THE Jharkhand government has announced it will give 80 per cent of the amount collected from auction of sand mines in the state to block panchayats. This is the first time a state has decided to share business profits with local bodies.
Hemant Soren, deputy chief minister and minister in-charge of the department of mines and geology, made the announcement on August 11. “The decision has been approved by the state Cabinet,” he added.
The profit distribution will take place for the first time in Godda and Dhanbad. Sand mining sites in the two districts were recently auctioned for Rs 4 crore and Rs 5 crore. Eighty per cent of this will be given to block panchayats of the two districts to carry out development work, the rest will go to the state as revenue. Since the inception of Jharkhand in 2000 sand mining was being carried out without any regulation or monitoring. “Through auctioning we will help rural development,” says Soren, adding that sand-mining sites across the state will be auctioned within the next one month.
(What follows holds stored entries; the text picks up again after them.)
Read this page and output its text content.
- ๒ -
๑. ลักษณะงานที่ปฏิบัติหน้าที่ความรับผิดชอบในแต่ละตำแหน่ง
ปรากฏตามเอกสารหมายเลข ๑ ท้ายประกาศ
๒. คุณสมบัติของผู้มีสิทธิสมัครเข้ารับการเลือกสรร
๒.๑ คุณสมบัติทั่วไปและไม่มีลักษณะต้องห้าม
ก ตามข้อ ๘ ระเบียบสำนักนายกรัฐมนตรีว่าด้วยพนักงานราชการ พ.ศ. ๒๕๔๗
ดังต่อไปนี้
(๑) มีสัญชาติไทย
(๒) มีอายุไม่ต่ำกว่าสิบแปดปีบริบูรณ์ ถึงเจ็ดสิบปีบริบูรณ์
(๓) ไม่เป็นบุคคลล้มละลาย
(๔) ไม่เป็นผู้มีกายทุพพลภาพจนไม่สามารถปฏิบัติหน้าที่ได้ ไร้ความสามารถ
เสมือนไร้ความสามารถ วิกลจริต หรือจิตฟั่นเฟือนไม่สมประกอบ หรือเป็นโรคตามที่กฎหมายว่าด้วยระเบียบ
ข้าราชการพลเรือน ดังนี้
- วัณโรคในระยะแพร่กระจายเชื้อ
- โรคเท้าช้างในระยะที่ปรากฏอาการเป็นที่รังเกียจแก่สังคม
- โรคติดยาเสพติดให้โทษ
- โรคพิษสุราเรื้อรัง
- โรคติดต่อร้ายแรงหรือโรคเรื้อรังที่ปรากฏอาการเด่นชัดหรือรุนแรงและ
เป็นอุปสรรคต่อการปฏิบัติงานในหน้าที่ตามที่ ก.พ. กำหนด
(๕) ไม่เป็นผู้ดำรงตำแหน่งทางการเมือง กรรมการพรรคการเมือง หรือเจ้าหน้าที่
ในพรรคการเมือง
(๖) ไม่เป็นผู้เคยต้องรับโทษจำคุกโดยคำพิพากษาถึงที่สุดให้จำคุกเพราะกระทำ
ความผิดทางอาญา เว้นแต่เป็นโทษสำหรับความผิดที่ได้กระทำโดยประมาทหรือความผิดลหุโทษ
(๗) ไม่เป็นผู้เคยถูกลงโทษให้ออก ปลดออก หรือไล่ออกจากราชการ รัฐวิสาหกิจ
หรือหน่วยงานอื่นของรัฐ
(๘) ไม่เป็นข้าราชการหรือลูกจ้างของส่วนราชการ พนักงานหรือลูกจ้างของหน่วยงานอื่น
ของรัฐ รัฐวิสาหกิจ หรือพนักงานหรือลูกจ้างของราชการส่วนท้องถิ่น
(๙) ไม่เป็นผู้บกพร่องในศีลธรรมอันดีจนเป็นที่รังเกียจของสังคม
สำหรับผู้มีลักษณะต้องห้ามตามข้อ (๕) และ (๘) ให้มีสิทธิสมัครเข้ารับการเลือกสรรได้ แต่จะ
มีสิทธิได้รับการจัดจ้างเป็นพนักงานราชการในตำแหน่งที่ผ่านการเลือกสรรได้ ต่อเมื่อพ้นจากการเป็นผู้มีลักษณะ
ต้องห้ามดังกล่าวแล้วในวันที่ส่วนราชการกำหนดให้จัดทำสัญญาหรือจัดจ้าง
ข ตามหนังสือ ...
Chandra Bhushan, deputy director of Delhi’s Centre for Science and Environment, says auctioning and sharing of profits received from minor minerals like sand are mandatory under Panchayats (Extension to the Scheduled Areas) (PESA) Act. Under PESA, it is a must for any state to consult gram sabhas before auctioning minor mineral sites and share the money earned with the gram panchayat. Bhushan says, “The state’s decision to give the money to block panchayats instead of gram panchayats shows lack of planning behind the decision.” He cautions against possible misuse of these funds. “The state needs to chalk out a detailed plan about how the money will be used.”
Activists in Jharkhand feel the decision is influenced by the fact that a large number of winners of the state’s first panchayat elections in 2010 were contractors. Neeraj of Society for Advancement in Tribes, Health, Education, Environment says the absence of a local government in the state for all these years has given rise to contractors who now work as local politicians.